L’article 5 est un des articles majeurs de cette loi.
On pourrait s’étonner de le voir figurer dans une loi de programmation militaire, car il traite d’une question institutionnelle de fond, qui est la réorganisation des pouvoirs publics pour les adapter à la nouvelle stratégie dite de « la sécurité nationale ».
Conscient du fait que votre projet de loi ne traitait pas que de programmation militaire, vous avez d’ailleurs, monsieur le ministre, prudemment ajouté dans son intitulé : « et diverses dispositions concernant la défense ».
Cela vous permet donc, par exemple, de modifier l’organisation des pouvoirs publics, de privatiser deux entreprises, ou encore de limiter le pouvoir d’investigation des juges.
Cette nouvelle notion de sécurité nationale est issue des réflexions menées dans le cadre du Livre blanc élaboré l’an dernier et approuvé par le Président de la République.
C’est une notion directement importée des États-Unis et qui est à l’origine de toutes les politiques publiques américaines de sécurité et de défense. Elle inspire aussi la réflexion actuellement en cours au sein de l’OTAN pour renouveler ses concepts stratégiques.
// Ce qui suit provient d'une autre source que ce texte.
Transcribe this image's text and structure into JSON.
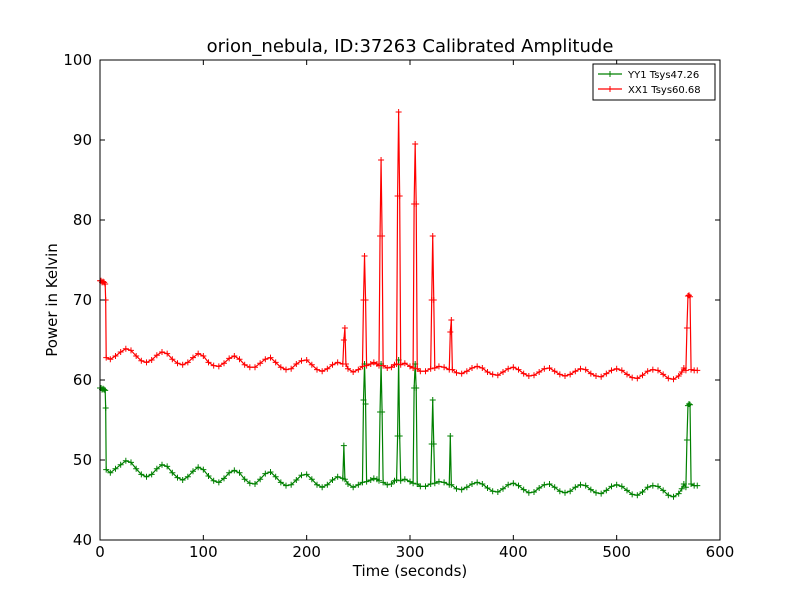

Bien que nous vivions dans un monde globalisé, je suis loin d’être persuadée qu’une telle notion corresponde à la vision que nous avons en France des risques et des menaces contre nos intérêts nationaux.
Mais je voudrais surtout, avec cet amendement de suppression, marquer notre profonde opposition aux modifications institutionnelles qu’implique cette notion, ainsi que notre refus de la concentration des pouvoirs qu’elle entraîne.
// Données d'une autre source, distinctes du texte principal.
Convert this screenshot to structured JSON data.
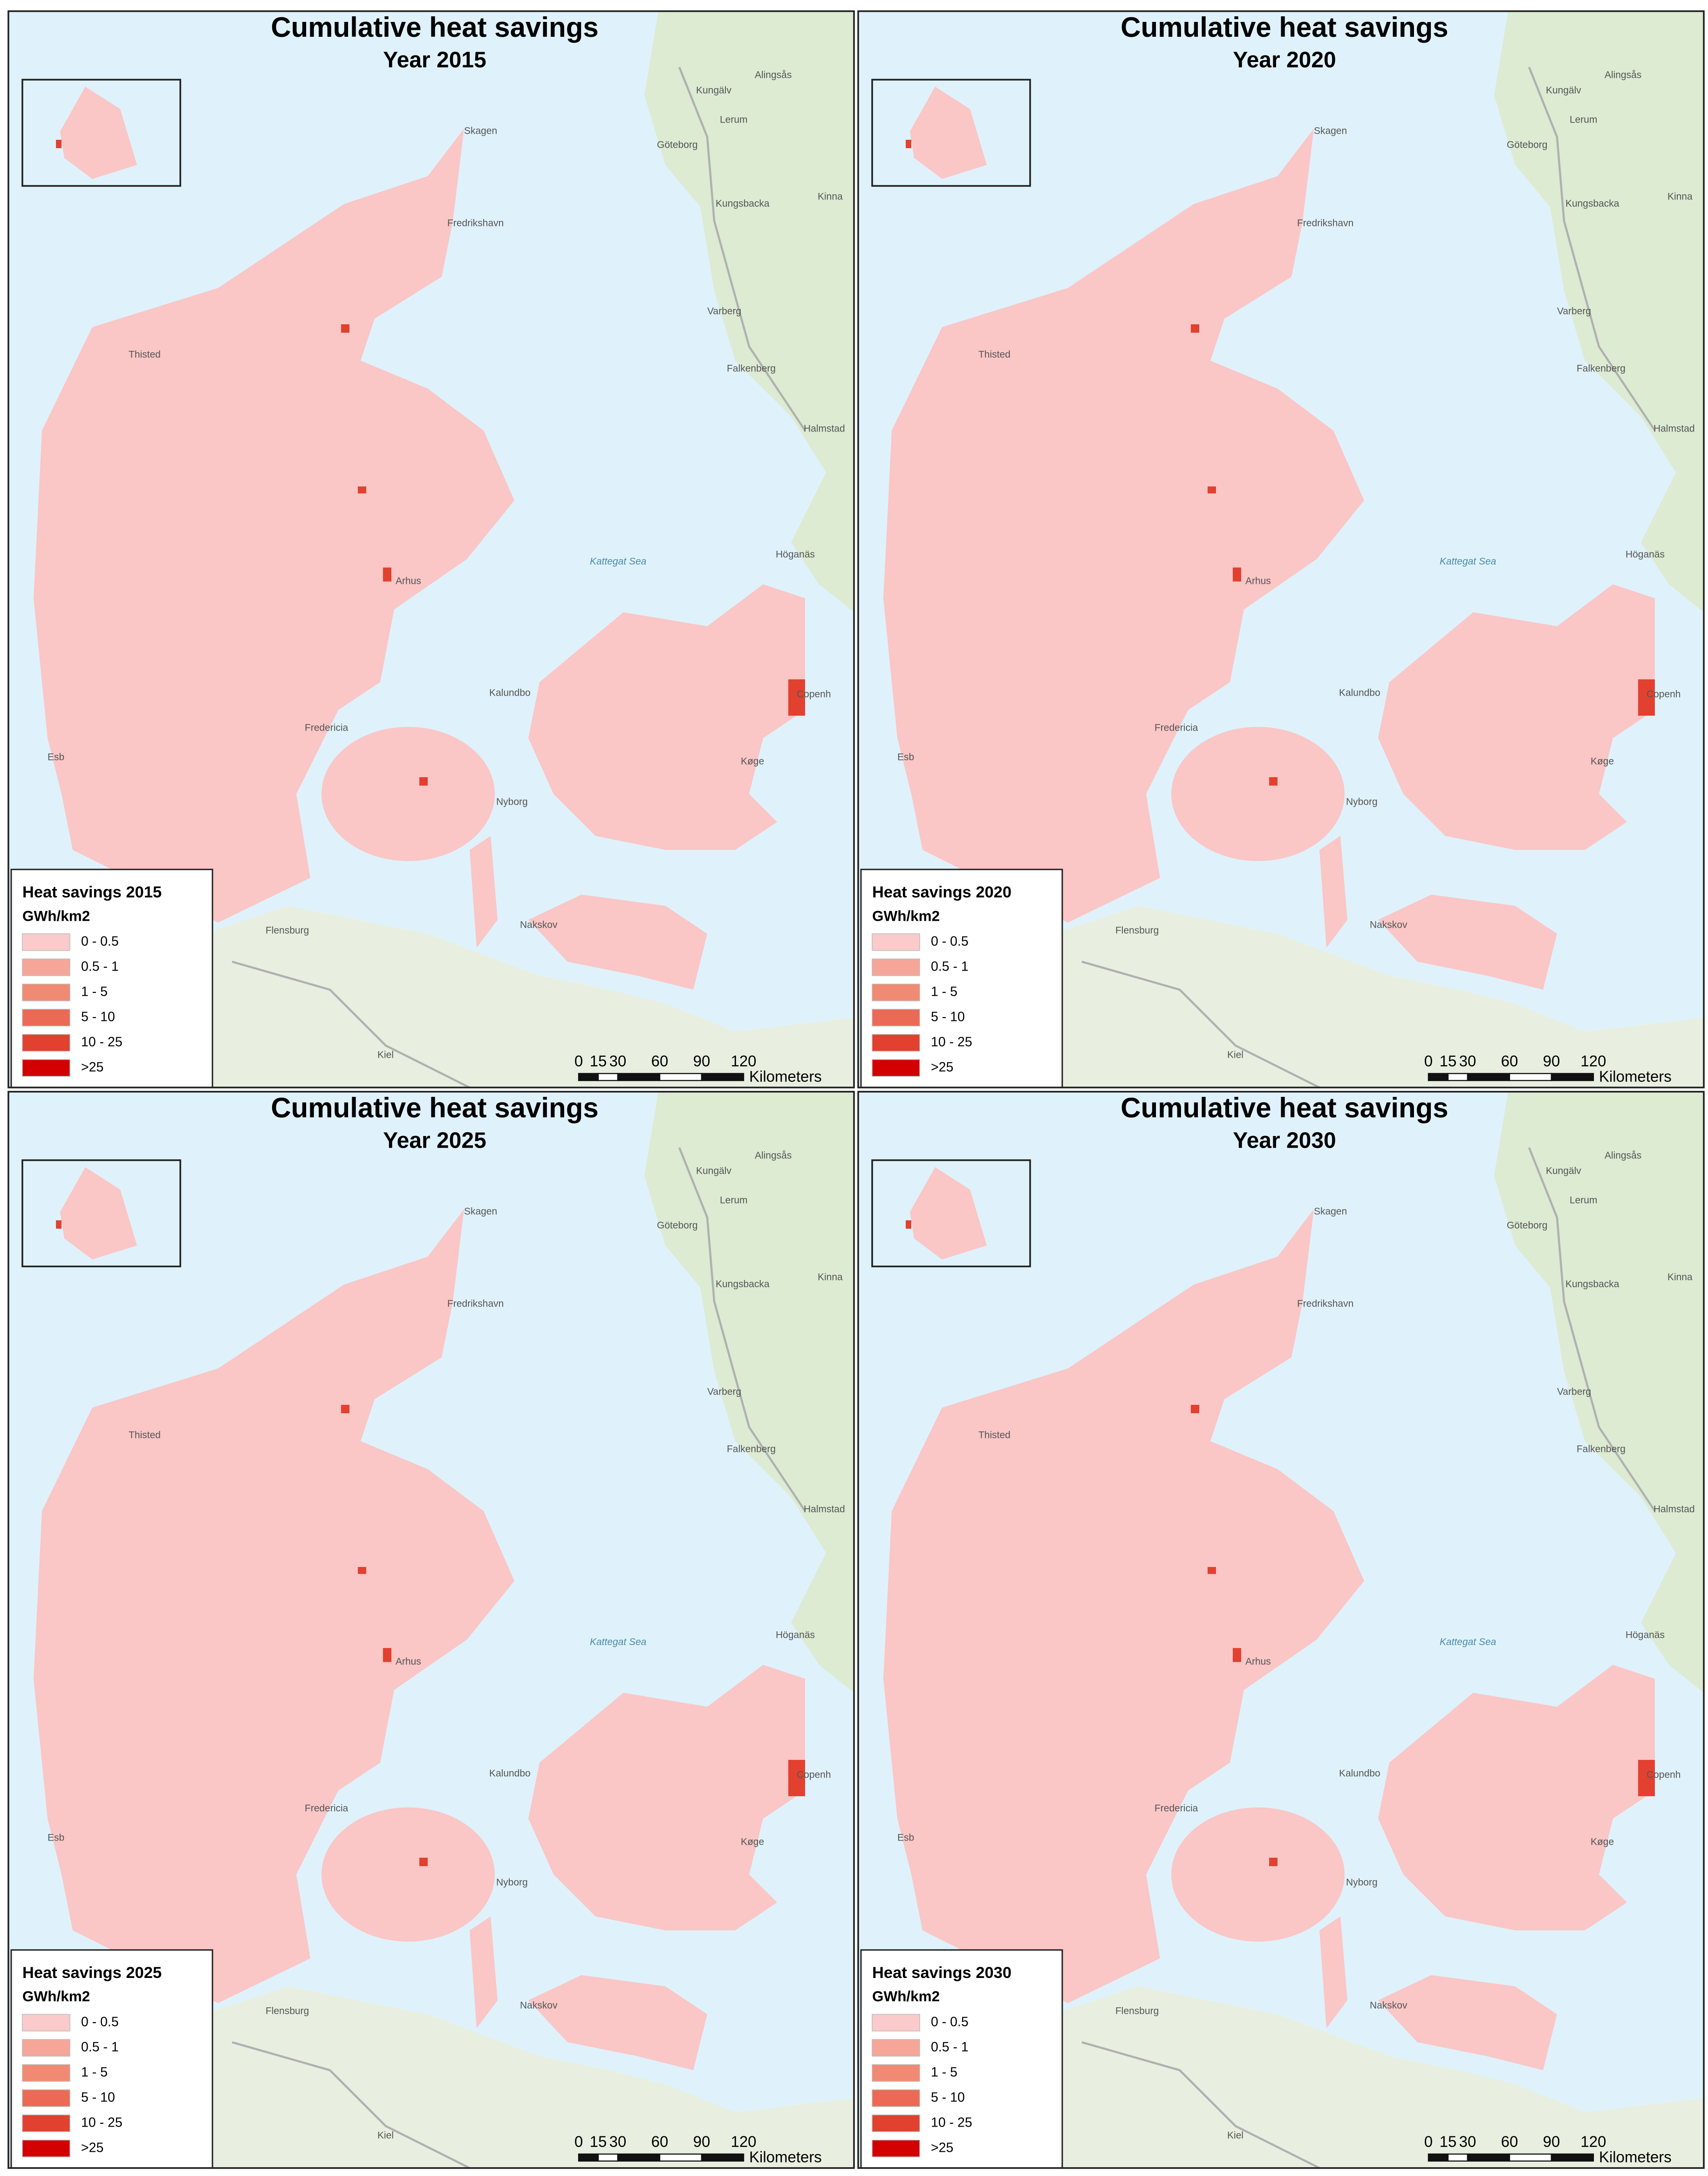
{
  "panels": [
    {
      "title": "Cumulative heat savings",
      "subtitle": "Year 2015",
      "legend_title": "Heat savings 2015"
    },
    {
      "title": "Cumulative heat savings",
      "subtitle": "Year 2020",
      "legend_title": "Heat savings 2020"
    },
    {
      "title": "Cumulative heat savings",
      "subtitle": "Year 2025",
      "legend_title": "Heat savings 2025"
    },
    {
      "title": "Cumulative heat savings",
      "subtitle": "Year 2030",
      "legend_title": "Heat savings 2030"
    }
  ],
  "legend": {
    "unit": "GWh/km2",
    "classes": [
      "0 - 0.5",
      "0.5 - 1",
      "1 - 5",
      "5 - 10",
      "10 - 25",
      ">25"
    ],
    "colors": [
      "#fbcaca",
      "#f5a698",
      "#f08a72",
      "#ec6a55",
      "#e2412f",
      "#d20000"
    ]
  },
  "scale_bar": {
    "labels": [
      "0",
      "15",
      "30",
      "60",
      "90",
      "120"
    ],
    "unit": "Kilometers"
  },
  "map_labels": [
    "Göteborg",
    "Fredrikshavn",
    "Skagen",
    "Arhus",
    "Kalundbo",
    "Kattegat Sea",
    "Copenh",
    "Køge",
    "Flensburg",
    "Kiel",
    "Nakskov",
    "Nyborg",
    "Fredericia",
    "Esb",
    "Thisted",
    "Varberg",
    "Falkenberg",
    "Halmstad",
    "Höganäs",
    "Kungsbacka",
    "Kinna",
    "Kungälv",
    "Lerum",
    "Alingsås"
  ]
}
À travers cet article, on assiste en effet à une extension du champ de la sécurité et du champ des compétences du Président de la République. La défense nationale devient un sous-ensemble de la sécurité du pays, qui englobe déjà la sécurité intérieure.
Cet élargissement des notions implique une concentration pyramidale des pouvoirs du Président de la République. Sur les questions de sécurité, tout remonte à lui et tout procède de lui.
C’est ainsi que cet article 5 vise notamment à remplacer l’actuel conseil de défense, ainsi que le conseil de sécurité intérieure, par un seul organisme qui englobera l’ensemble.
Le champ de compétence de ce nouvel organisme sera extrêmement étendu, puisqu’il couvrira toutes les questions et toutes les politiques ayant trait à la défense et à la sécurité nationale.
Quand on sait que ce nouveau conseil de défense et de sécurité nationale, présidé par le chef de l’État, se déclinera en formations spécialisées restreintes qui seront toutes, elles aussi, présidées par lui, en particulier pour le renseignement, on mesure l’étendue du contrôle et des pouvoirs présidentiels sur la sécurité du pays.
J’ajouterai enfin que nous débattons aussi de la création d’un organisme qui existe déjà depuis quelques mois, puisque le conseil national du renseignement, l’une des formations spécialisées du conseil de défense et de sécurité nationale, est déjà en place ; son coordonnateur a été nommé il y a quelques mois. Il s’agit, là encore, d’un bel exemple d’organisme fonctionnant avant même que la loi ne soit votée !
Ne voulant ni cautionner ce déséquilibre institutionnel ni approuver cette présidentialisation sans partage et sans contrôle de la sécurité du pays, nous vous demandons, mes chers collègues, d’adopter cet amendement de suppression de l’article 5.